Cold like the moon

this skimmed-milk faith
glowing a bit, a movie-god’s halo
(but blue-white, LED, not incandescent)
trembling near nightfall
under sudden river-ice

*

and the reason we want a plot
a cheer-heart resolution
to this hapless wandering
(eat, sleep, cry)—who is writing
your story with its cast of millions
cross-referenced, pronunciation guide
at the end?

*

when we stood, this close
to touching a beauty hauled round
up-horizon, the glow you would know
for all its pits and crags
until you woke again
and lost it

In another time

I am waiting
forest, riverside
where the sky’s color has drained
to fill the trees golden
canopy, hushed, leaf carpet
where the maples lean together
where I last saw the wild rose.
Younger, when I had no heed
for thorns raking flesh
nor savored any delight
but your command
for quest, complete, rewarded.
Never young enough again
for any of your power
to transform these scars
into patience, like tree-roots
sink and drown

Task for a Muse

How do I shout
entwined as I am
about the doorframe
bounded by the step? A thorn
or two to snag passersby
(when one strident voice
is no more heeded than another
or silence) heeded not at all.
I have been rooted
in the earth fluid only
with the wind’s desire
and though I sought voice
after voice, bearing flower fruit
year on year I am nothing
no arms to move you but
my whispered song

 

Cave Voices

1.
We don’t know starlight
so long here in the dark
Stay—the labyrinth is safe
quite safe! The monster gone
long and long ago
I didn’t mean to say We
I am quite alone

2.
I follow the thread of her voice
her singing in earth-heart
how unlike the glass-chime
grinding of the spheres
in my clockwork daylight
more like breath of stardust
life-ember hum

3.
The labyrinth is endless
and no cheating death

The thread of her voice
all stardust echoes stilled

The monster is still here
rumbling, low and long

A Simple Project

it will become a thing of utility
again, invisible except when needed;
I’ll put it back together tomorrow

you wonder what on earth I’m thinking, tired
of making halfway, but now I’ve started
I ask everyone who passes if it looks good

(sand, wipe, consider; the first brushstroke
is not always the moment of truth
a new can of paint better than a blank canvas)

the prep is the hardest and most boring
part; at least no tools are needed
for disassembly

having started on a winter’s need for change
I had the blank hours and this idea
overconfident of vision

 

NaPoWriMo Day 28! Telling a story in reverse.
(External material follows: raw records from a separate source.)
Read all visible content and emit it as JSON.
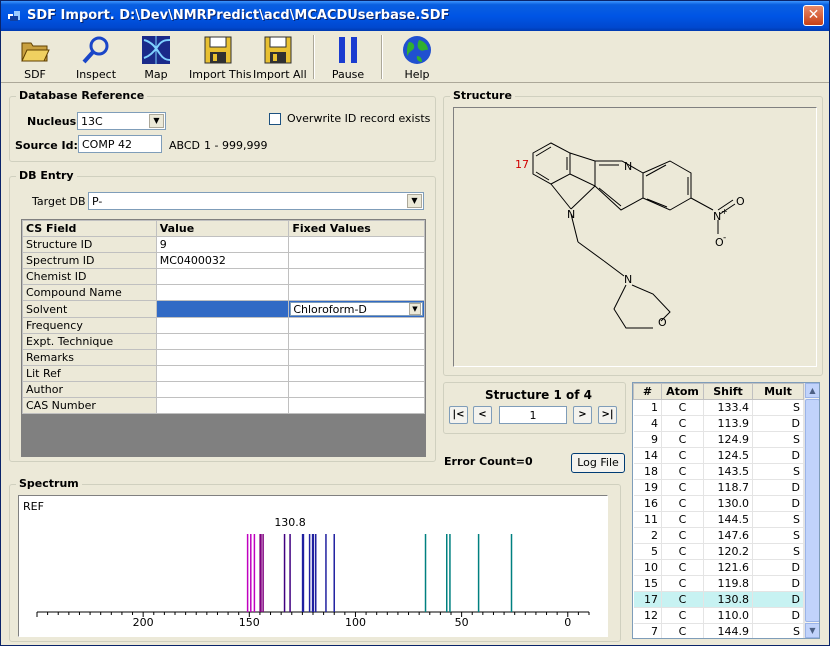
{
  "window": {
    "title": "SDF Import. D:\\Dev\\NMRPredict\\acd\\MCACDUserbase.SDF",
    "close": "✕"
  },
  "toolbar": {
    "sdf": "SDF",
    "inspect": "Inspect",
    "map": "Map",
    "import_this": "Import This",
    "import_all": "Import All",
    "pause": "Pause",
    "help": "Help"
  },
  "db_reference": {
    "legend": "Database Reference",
    "nucleus_label": "Nucleus",
    "nucleus_value": "13C",
    "overwrite_label": "Overwrite ID record exists",
    "overwrite_checked": false,
    "source_label": "Source Id:",
    "source_value": "COMP 42",
    "source_hint": "ABCD",
    "source_range": "1 - 999,999"
  },
  "db_entry": {
    "legend": "DB Entry",
    "target_label": "Target DB",
    "target_value": "P-",
    "columns": [
      "CS Field",
      "Value",
      "Fixed Values"
    ],
    "rows": [
      {
        "field": "Structure ID",
        "value": "9",
        "fixed": ""
      },
      {
        "field": "Spectrum ID",
        "value": "MC0400032",
        "fixed": ""
      },
      {
        "field": "Chemist ID",
        "value": "",
        "fixed": ""
      },
      {
        "field": "Compound Name",
        "value": "",
        "fixed": ""
      },
      {
        "field": "Solvent",
        "value": "",
        "fixed": "Chloroform-D"
      },
      {
        "field": "Frequency",
        "value": "",
        "fixed": ""
      },
      {
        "field": "Expt. Technique",
        "value": "",
        "fixed": ""
      },
      {
        "field": "Remarks",
        "value": "",
        "fixed": ""
      },
      {
        "field": "Lit Ref",
        "value": "",
        "fixed": ""
      },
      {
        "field": "Author",
        "value": "",
        "fixed": ""
      },
      {
        "field": "CAS Number",
        "value": "",
        "fixed": ""
      }
    ]
  },
  "structure": {
    "legend": "Structure",
    "atom_label": "17",
    "atoms": {
      "n": "N",
      "o": "O",
      "o_minus": "O",
      "minus": "-",
      "plus": "+"
    },
    "nav_title": "Structure 1 of 4",
    "nav_value": "1",
    "nav_first": "|<",
    "nav_prev": "<",
    "nav_next": ">",
    "nav_last": ">|"
  },
  "error_count": "Error Count=0",
  "log_file_label": "Log File",
  "shifts": {
    "columns": [
      "#",
      "Atom",
      "Shift",
      "Mult"
    ],
    "highlight_row": 12,
    "rows": [
      {
        "n": "1",
        "atom": "C",
        "shift": "133.4",
        "mult": "S"
      },
      {
        "n": "4",
        "atom": "C",
        "shift": "113.9",
        "mult": "D"
      },
      {
        "n": "9",
        "atom": "C",
        "shift": "124.9",
        "mult": "S"
      },
      {
        "n": "14",
        "atom": "C",
        "shift": "124.5",
        "mult": "D"
      },
      {
        "n": "18",
        "atom": "C",
        "shift": "143.5",
        "mult": "S"
      },
      {
        "n": "19",
        "atom": "C",
        "shift": "118.7",
        "mult": "D"
      },
      {
        "n": "16",
        "atom": "C",
        "shift": "130.0",
        "mult": "D"
      },
      {
        "n": "11",
        "atom": "C",
        "shift": "144.5",
        "mult": "S"
      },
      {
        "n": "2",
        "atom": "C",
        "shift": "147.6",
        "mult": "S"
      },
      {
        "n": "5",
        "atom": "C",
        "shift": "120.2",
        "mult": "S"
      },
      {
        "n": "10",
        "atom": "C",
        "shift": "121.6",
        "mult": "D"
      },
      {
        "n": "15",
        "atom": "C",
        "shift": "119.8",
        "mult": "D"
      },
      {
        "n": "17",
        "atom": "C",
        "shift": "130.8",
        "mult": "D"
      },
      {
        "n": "12",
        "atom": "C",
        "shift": "110.0",
        "mult": "D"
      },
      {
        "n": "7",
        "atom": "C",
        "shift": "144.9",
        "mult": "S"
      }
    ]
  },
  "spectrum": {
    "legend": "Spectrum",
    "ref_label": "REF",
    "peak_label": "130.8",
    "axis_ticks": [
      "200",
      "150",
      "100",
      "50",
      "0"
    ],
    "axis_range": [
      250,
      -10
    ],
    "peaks": [
      {
        "ppm": 150.8,
        "color": "#c000c0"
      },
      {
        "ppm": 149.3,
        "color": "#c000c0"
      },
      {
        "ppm": 147.6,
        "color": "#c000c0"
      },
      {
        "ppm": 144.9,
        "color": "#800080"
      },
      {
        "ppm": 144.5,
        "color": "#800080"
      },
      {
        "ppm": 143.5,
        "color": "#800080"
      },
      {
        "ppm": 133.4,
        "color": "#400080"
      },
      {
        "ppm": 130.8,
        "color": "#400080"
      },
      {
        "ppm": 124.9,
        "color": "#2020a0"
      },
      {
        "ppm": 124.5,
        "color": "#2020a0"
      },
      {
        "ppm": 121.6,
        "color": "#2020a0"
      },
      {
        "ppm": 120.2,
        "color": "#2020a0"
      },
      {
        "ppm": 119.8,
        "color": "#2020a0"
      },
      {
        "ppm": 118.7,
        "color": "#2020a0"
      },
      {
        "ppm": 113.9,
        "color": "#2020a0"
      },
      {
        "ppm": 110.0,
        "color": "#2020a0"
      },
      {
        "ppm": 67.0,
        "color": "#008080"
      },
      {
        "ppm": 57.0,
        "color": "#008080"
      },
      {
        "ppm": 55.5,
        "color": "#008080"
      },
      {
        "ppm": 42.0,
        "color": "#008080"
      },
      {
        "ppm": 26.5,
        "color": "#008080"
      }
    ]
  }
}
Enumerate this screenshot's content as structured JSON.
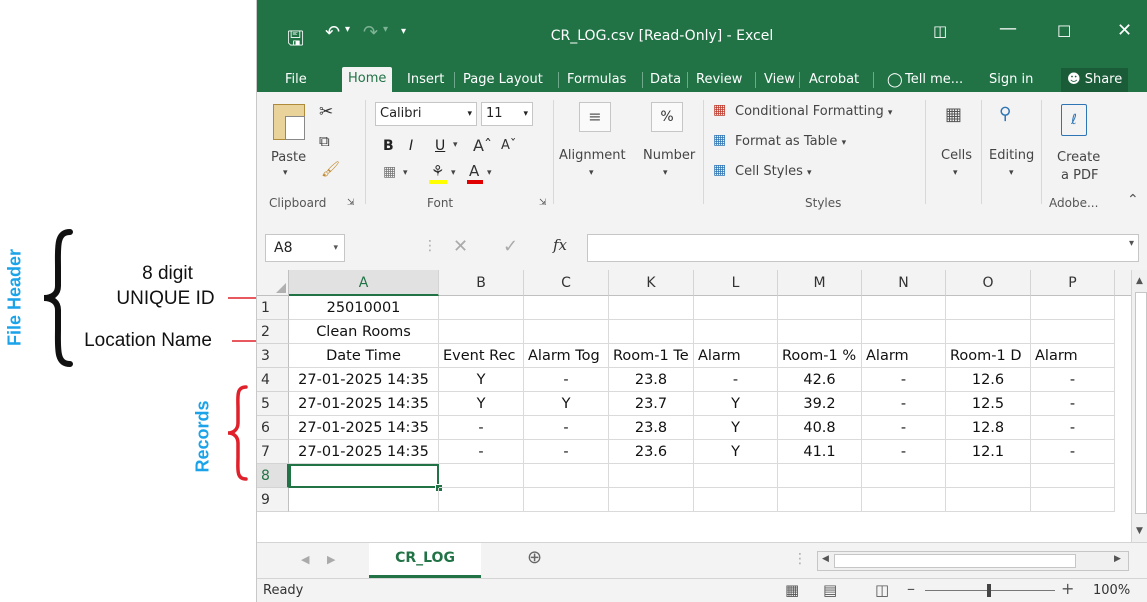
{
  "annotations": {
    "file_header": "File Header",
    "records": "Records",
    "unique_id_line1": "8 digit",
    "unique_id_line2": "UNIQUE ID",
    "location_name": "Location Name"
  },
  "window": {
    "title": "CR_LOG.csv  [Read-Only] - Excel",
    "accent": "#217346"
  },
  "tabs": [
    "File",
    "Home",
    "Insert",
    "Page Layout",
    "Formulas",
    "Data",
    "Review",
    "View",
    "Acrobat",
    "Tell me...",
    "Sign in",
    "Share"
  ],
  "ribbon": {
    "paste": "Paste",
    "clipboard": "Clipboard",
    "font_name": "Calibri",
    "font_size": "11",
    "bold": "B",
    "italic": "I",
    "underline": "U",
    "font_group": "Font",
    "alignment": "Alignment",
    "number": "Number",
    "percent": "%",
    "conditional_formatting": "Conditional Formatting",
    "format_as_table": "Format as Table",
    "cell_styles": "Cell Styles",
    "styles_group": "Styles",
    "cells": "Cells",
    "editing": "Editing",
    "create_pdf_line1": "Create",
    "create_pdf_line2": "a PDF",
    "adobe_group": "Adobe..."
  },
  "formula_bar": {
    "name_box": "A8",
    "fx": "fx",
    "formula": ""
  },
  "grid": {
    "columns": [
      "A",
      "B",
      "C",
      "K",
      "L",
      "M",
      "N",
      "O",
      "P"
    ],
    "row_numbers": [
      "1",
      "2",
      "3",
      "4",
      "5",
      "6",
      "7",
      "8",
      "9"
    ],
    "rows": [
      [
        "25010001",
        "",
        "",
        "",
        "",
        "",
        "",
        "",
        ""
      ],
      [
        "Clean Rooms",
        "",
        "",
        "",
        "",
        "",
        "",
        "",
        ""
      ],
      [
        "Date Time",
        "Event Rec",
        "Alarm Tog",
        "Room-1 Te",
        "Alarm",
        "Room-1 %",
        "Alarm",
        "Room-1 D",
        "Alarm"
      ],
      [
        "27-01-2025 14:35",
        "Y",
        "-",
        "23.8",
        "-",
        "42.6",
        "-",
        "12.6",
        "-"
      ],
      [
        "27-01-2025 14:35",
        "Y",
        "Y",
        "23.7",
        "Y",
        "39.2",
        "-",
        "12.5",
        "-"
      ],
      [
        "27-01-2025 14:35",
        "-",
        "-",
        "23.8",
        "Y",
        "40.8",
        "-",
        "12.8",
        "-"
      ],
      [
        "27-01-2025 14:35",
        "-",
        "-",
        "23.6",
        "Y",
        "41.1",
        "-",
        "12.1",
        "-"
      ],
      [
        "",
        "",
        "",
        "",
        "",
        "",
        "",
        "",
        ""
      ],
      [
        "",
        "",
        "",
        "",
        "",
        "",
        "",
        "",
        ""
      ]
    ]
  },
  "sheet_tab": "CR_LOG",
  "status": {
    "ready": "Ready",
    "zoom": "100%"
  }
}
Alas, my good knights be slain away from me

If you want a good tale, Thorn says,
go for betrayal. Man and wife, brother
and brother, student and master.

The very one you trust—he flicks his hand
to show the knife. And so I am on the field
in false armor, not even knowing myself.

The grass, the sun, the banners, the sweat,
the fear. A man may be willing to die
for his friends, but for her? For him?

The queen in white, the field in green, dazzling
golden sun. The hopeful heart, the solemn
pledge: fire and sword, fear.

The Quest Is

In your dream you slept
by the riverbank
and not out of spite
I changed your love
into a flower, simple
bluebell in the forest
swaying daisy in the meadow—
one of a million light-sung flowers
in the hundred greendeep forests
in the thousand sunflood meadows
and how will you find love now
and what if love remained
deep-rooted, rain-thirsting

Camlann, Again

Sands, setting sun, rising
blood-tide; clash and curse
and moan. Even I feel the surge
of joy at the charge, pent anger
cloud-bursting to hack
and sing. This grim violence
ever present: in our bones
the need to fight—
eager!—for any cause
to call someone Other.
She asked you to save
the innocents. There are none
here. From first man to last
we are broken.

Another view, via the Rose-Witch project, of a theme I wanted to explore in the Babylon, Astronomy poem. My take on Camlann is always colored by Tennyson’s imagery in “The Passing of Arthur.”

Misguided

She will chain the moon, pull it out
of season. Ice-shadows splinter
with green-breath promise to end drought.
She will chain the moon, pull it out,
strip autumn’s flaming throne to flout
nature’s sleep, hushed healing winter.
She will chain the moon, pull it. Out
of season, ice-shadows splinter…

A painting-inspired triolet for Jane’s weekly challenge.

Storm Song

I go first into frosted night, flinging charms—seven
words to fend the blizzard whole while moon
sinks into clouds, swallowed in gray velvet

I’ve armed myself in furs; you red-robed in velvet
singing fireside untired, one slight flame against seven
nights of breaking cold, failing moon

No cracks in river ice, unmelted hidden moon
though your steady voice, low velvet
calls the fire. Outside alone I count slowly, seven—

seven nights until moon cuts again through storm-velvet

Thanks to Nathan for the set of tritina words, and to Jenifer, from whose very different and beautiful poem I lifted the blizzard line.